Deborah Hurley
(Department of Epidemiology and Biostatistics, University of South Carolina)
An Evaluation of Splines in Linear Regression
Spline modeling may provide a better fit to data than polynomial or categorical models. There is no one best approach, however, as some modeling methods may produce better results for predicted values (e.g., smaller confidence intervals) than other methods, depending on the data. To address this, a simulation study was undertaken. Data were simulated for five different structures (patterns), using one dependent variable and one independent variable. Each of these five structures was generated with three different sample sizes, and two different standard deviations, for a total of 30 scenarios. Six different regression models were evaluated for each of the 30 scenarios: simple linear regression (SLR), polynomial regression (quadratic and cubic), and spline regression (linear, quadratic and cubic). Selected measures were compared for each scenario to assess model "fit" verses model simplicity: confidence interval coverage on the predicted values, confidence interval widths, mean squared error (MSE), and the PRESS and
R2 statistics. Results indicated that the best choice of a modeling method should take into account preliminary plots and the estimated standard deviation. Splines are most appropriate when the plots of the data clearly indicate that they are needed (i.e., when the standard deviation is small and we can detect knots and changes in structure). This is especially true of the linear spline, which is clearly most suited for piecewise linear data structures. When the plots do not show much detail (i.e., when the standard deviation is large), it is generally better to use a simpler model (e.g., polynomial). Results also reinforce the need to look at a plot of the predicted values for your model, as some of the usual selection criteria (MSE, PRESS, R2) can give similar results for various models, but the coverage for these models may be diverse.
Francisco Vera
(Department of Statistics, University of South Carolina)
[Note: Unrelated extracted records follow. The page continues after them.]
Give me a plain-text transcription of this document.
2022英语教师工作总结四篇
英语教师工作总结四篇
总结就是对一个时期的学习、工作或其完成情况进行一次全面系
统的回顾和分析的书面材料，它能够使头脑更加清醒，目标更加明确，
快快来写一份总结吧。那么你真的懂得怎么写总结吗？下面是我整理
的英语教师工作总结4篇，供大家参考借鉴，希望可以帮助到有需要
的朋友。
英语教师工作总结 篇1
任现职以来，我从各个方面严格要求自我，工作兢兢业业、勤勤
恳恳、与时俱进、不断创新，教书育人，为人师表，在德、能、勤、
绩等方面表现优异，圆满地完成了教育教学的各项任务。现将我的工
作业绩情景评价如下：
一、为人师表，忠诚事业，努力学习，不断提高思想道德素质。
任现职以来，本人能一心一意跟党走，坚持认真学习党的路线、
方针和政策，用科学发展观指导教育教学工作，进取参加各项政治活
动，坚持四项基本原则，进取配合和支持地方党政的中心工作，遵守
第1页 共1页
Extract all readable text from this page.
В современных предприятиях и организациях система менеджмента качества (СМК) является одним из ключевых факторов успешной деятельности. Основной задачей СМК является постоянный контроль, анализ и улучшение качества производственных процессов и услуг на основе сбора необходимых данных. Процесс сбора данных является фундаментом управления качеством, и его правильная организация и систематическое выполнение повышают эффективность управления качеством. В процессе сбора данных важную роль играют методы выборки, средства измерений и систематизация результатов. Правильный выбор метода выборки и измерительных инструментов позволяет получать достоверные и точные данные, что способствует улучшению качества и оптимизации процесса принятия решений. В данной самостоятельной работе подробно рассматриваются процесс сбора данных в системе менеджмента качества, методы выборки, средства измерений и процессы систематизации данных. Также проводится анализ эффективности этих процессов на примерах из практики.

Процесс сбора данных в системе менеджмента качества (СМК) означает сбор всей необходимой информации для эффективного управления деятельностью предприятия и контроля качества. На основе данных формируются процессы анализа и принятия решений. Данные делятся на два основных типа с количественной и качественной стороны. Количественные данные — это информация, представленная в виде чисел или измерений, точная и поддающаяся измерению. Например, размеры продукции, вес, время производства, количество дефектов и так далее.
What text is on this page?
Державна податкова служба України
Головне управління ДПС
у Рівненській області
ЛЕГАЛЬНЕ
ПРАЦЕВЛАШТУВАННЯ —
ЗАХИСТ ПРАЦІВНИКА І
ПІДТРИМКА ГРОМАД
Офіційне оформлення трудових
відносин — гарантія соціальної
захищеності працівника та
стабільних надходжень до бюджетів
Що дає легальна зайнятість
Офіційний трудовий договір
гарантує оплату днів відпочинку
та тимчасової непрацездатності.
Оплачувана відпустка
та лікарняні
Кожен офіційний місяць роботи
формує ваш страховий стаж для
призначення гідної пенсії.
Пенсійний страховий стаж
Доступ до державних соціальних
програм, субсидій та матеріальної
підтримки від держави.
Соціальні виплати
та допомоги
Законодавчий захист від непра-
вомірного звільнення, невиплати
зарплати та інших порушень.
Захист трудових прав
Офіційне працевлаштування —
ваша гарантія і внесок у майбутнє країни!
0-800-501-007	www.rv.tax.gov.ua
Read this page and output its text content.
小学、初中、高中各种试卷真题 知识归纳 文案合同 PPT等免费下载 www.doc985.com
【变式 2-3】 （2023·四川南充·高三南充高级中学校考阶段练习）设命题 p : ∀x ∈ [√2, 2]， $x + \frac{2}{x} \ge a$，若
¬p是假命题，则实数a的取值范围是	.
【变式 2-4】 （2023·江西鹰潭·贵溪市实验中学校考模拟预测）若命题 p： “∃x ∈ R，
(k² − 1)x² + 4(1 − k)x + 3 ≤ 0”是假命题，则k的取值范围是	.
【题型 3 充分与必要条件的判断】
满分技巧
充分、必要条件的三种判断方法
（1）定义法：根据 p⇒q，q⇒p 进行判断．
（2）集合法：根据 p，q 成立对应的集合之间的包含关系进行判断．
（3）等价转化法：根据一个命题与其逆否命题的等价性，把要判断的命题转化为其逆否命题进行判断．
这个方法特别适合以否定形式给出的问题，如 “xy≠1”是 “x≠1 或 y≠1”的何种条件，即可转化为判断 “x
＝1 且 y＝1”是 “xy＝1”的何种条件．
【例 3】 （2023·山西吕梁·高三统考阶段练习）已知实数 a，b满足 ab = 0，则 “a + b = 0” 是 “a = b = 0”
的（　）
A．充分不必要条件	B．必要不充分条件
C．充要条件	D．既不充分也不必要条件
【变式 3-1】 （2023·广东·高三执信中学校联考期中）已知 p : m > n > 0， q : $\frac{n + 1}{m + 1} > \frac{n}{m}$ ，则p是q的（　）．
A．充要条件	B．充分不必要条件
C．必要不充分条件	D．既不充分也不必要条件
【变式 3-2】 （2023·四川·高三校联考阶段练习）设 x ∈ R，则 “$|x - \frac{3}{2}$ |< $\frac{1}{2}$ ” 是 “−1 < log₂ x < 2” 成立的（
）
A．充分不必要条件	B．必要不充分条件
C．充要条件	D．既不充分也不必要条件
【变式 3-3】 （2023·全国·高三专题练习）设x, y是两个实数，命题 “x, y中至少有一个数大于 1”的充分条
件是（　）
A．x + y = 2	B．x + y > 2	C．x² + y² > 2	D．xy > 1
Iterated Total Time on Test Transformations: An Illustration Using Mixed Gamma Distributions
Iterated Total Time on Test (TTT) transforms can be used to characterize certain stochastic orderings. In particular, orderings with respect to expectation of functions, convex with respect to polynomials, are equivalent to higher order TTT domination under certain conditions. This ordering gives rise to a k-mart structure, which gives meaningful representation for the relationship of two jointly distributed random variables. Here we illustrate these ideas applied to mixtures of gamma distributions.
Phil Yates
(Department of Statistics, University of South Carolina)
Estimation of a Mixtrue of Two Three-Parameter Gammas
This talk will focus on techniques to find likelihood estimates of a
mixture of two three-parameter gammas via the ECM algorithm and ways to
accelerate that algorithm via methods by Louis (1982) and Meilijson
(1989).